The Child Support Agency (CSA) is being scrapped, with absent parents facing curfews and the suspension of their passports, MPs have been told.
The measures are intended to reduce child poverty
Work and Pensions Secretary John Hutton said the CSA was not working, had a backlog of 300,000 cases and debts of £3bn with little prospect of recovery.
It will be replaced by a new "smaller, more focused" body as part of a radical reform of the maintenance system.
Senior Tory Phillip Hammond said the move would disappoint 1.5m families.
Mr Hutton told MPs he wanted to "come down like a ton of bricks" on absent parents who "are not discharging their duties legally or morally" in supporting their children.
The reforms would allow parents to keep more of their maintenance allowance before it affects their benefits.
He said the plan was to remove the requirement that all parents with care claiming benefit are treated as applying for child maintenance.
The number of children receiving support would rise from 1.1 million today to 1.75 million, with administrative savings for the taxpayer.
And, accepting the recommendations of a review of child support arrangements by Sir David Henshaw, Mr Hutton said a new organisation would be set up with strengthened enforcement powers.
In his Commons statement, he said the "fundamental flaws" of the system would be addressed and that parents would be encouraged to reach their own maintenance agreements.
He told MPs the CSA had fallen short of expectations "despite the very best efforts of its staff".
"Only a minority of cases handled by the CSA actually receive any maintenance at all," he said.
He said the CSA cost taxpayers around £200m a year but had never delivered satisfactory levels of customer service.

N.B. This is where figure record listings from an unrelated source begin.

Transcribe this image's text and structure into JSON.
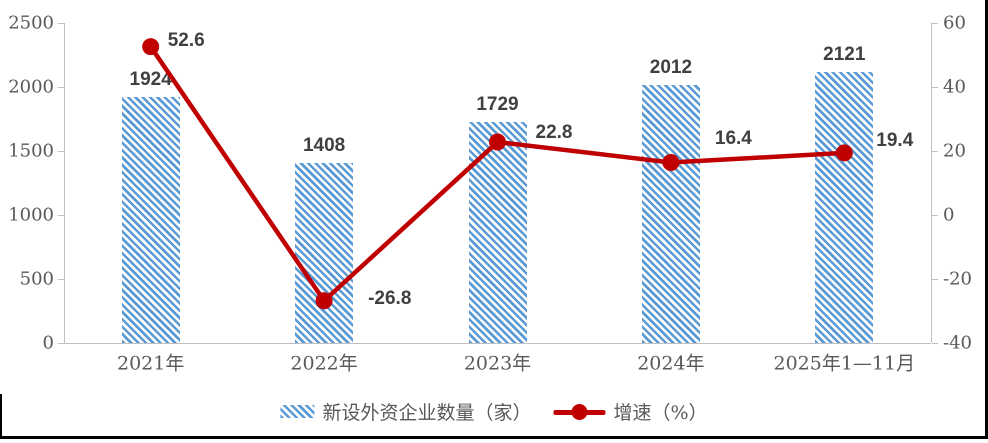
{
  "chart_data": {
    "type": "combo",
    "categories": [
      "2021年",
      "2022年",
      "2023年",
      "2024年",
      "2025年1—11月"
    ],
    "series": [
      {
        "name": "新设外资企业数量（家）",
        "type": "bar",
        "axis": "left",
        "values": [
          1924,
          1408,
          1729,
          2012,
          2121
        ]
      },
      {
        "name": "增速（%）",
        "type": "line",
        "axis": "right",
        "values": [
          52.6,
          -26.8,
          22.8,
          16.4,
          19.4
        ]
      }
    ],
    "bar_labels": [
      "1924",
      "1408",
      "1729",
      "2012",
      "2121"
    ],
    "line_labels": [
      "52.6",
      "-26.8",
      "22.8",
      "16.4",
      "19.4"
    ],
    "left_axis": {
      "min": 0,
      "max": 2500,
      "step": 500,
      "ticks": [
        "0",
        "500",
        "1000",
        "1500",
        "2000",
        "2500"
      ]
    },
    "right_axis": {
      "min": -40,
      "max": 60,
      "step": 20,
      "ticks": [
        "-40",
        "-20",
        "0",
        "20",
        "40",
        "60"
      ]
    },
    "grid": false,
    "legend_position": "bottom",
    "legend": {
      "bar_label": "新设外资企业数量（家）",
      "line_label": "增速（%）"
    }
  },
  "colors": {
    "bar": "#5B9BD5",
    "line": "#C00000",
    "axis_line": "#BFBFBF",
    "axis_text": "#595959",
    "data_label_text": "#404040",
    "frame_border": "#000000",
    "background": "#FFFFFF"
  }
}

He said the government intended to strengthen the new agency's powers to recover maintenance from repeated non-payers, including letting it impose curfews and suspend passports.
A White Paper will be published later this year setting out the plans in greater detail.
But Mr Hammond, shadow work and pensions secretary, said the announcement would disappoint families "trapped in the shambles of the CSA".
"What they have got is yet another delay for further reports and more consultation. They will feel let down once again," he said.
Liberal Democrats work and pensions spokesman David Laws said the announcement offered "rebranding, further delay and more gimmicks, when what is needed is immediate action".
The One Parent Families organisation welcomed the extra enforcement measures as well as possible changes to benefits.
Chief executive Chris Pond said: "Tough enforcement action has been the missing piece of the jigsaw - there is a culture of non-compliance out there which must be tackled."
However, he added the "big question" concerned existing cases and how long the ones "mired in the mess of the current scheme" would have to wait for change.
And Citizens Advice warned the changes could lead to "widespread confusion", unless parents were informed quickly of their options.
Pressure group Fathers 4 Justice told BBC News the government should support a "legal presumption of contact" allowing parents to see their children after divorce and separation which carried with it "the responsibility to pay for one's own children".
A spokesman said: "This government is trying to reflect its own failing in the family law system and divert it to 'dead beat dads' - the stereotype of guys who walk away and leave their children and... it's just not true."
He also accused the government of "double standards" for planning measures, such as confiscating passports, for fathers who refused to pay but rejecting similar measures against mothers who did not allow fathers see their children.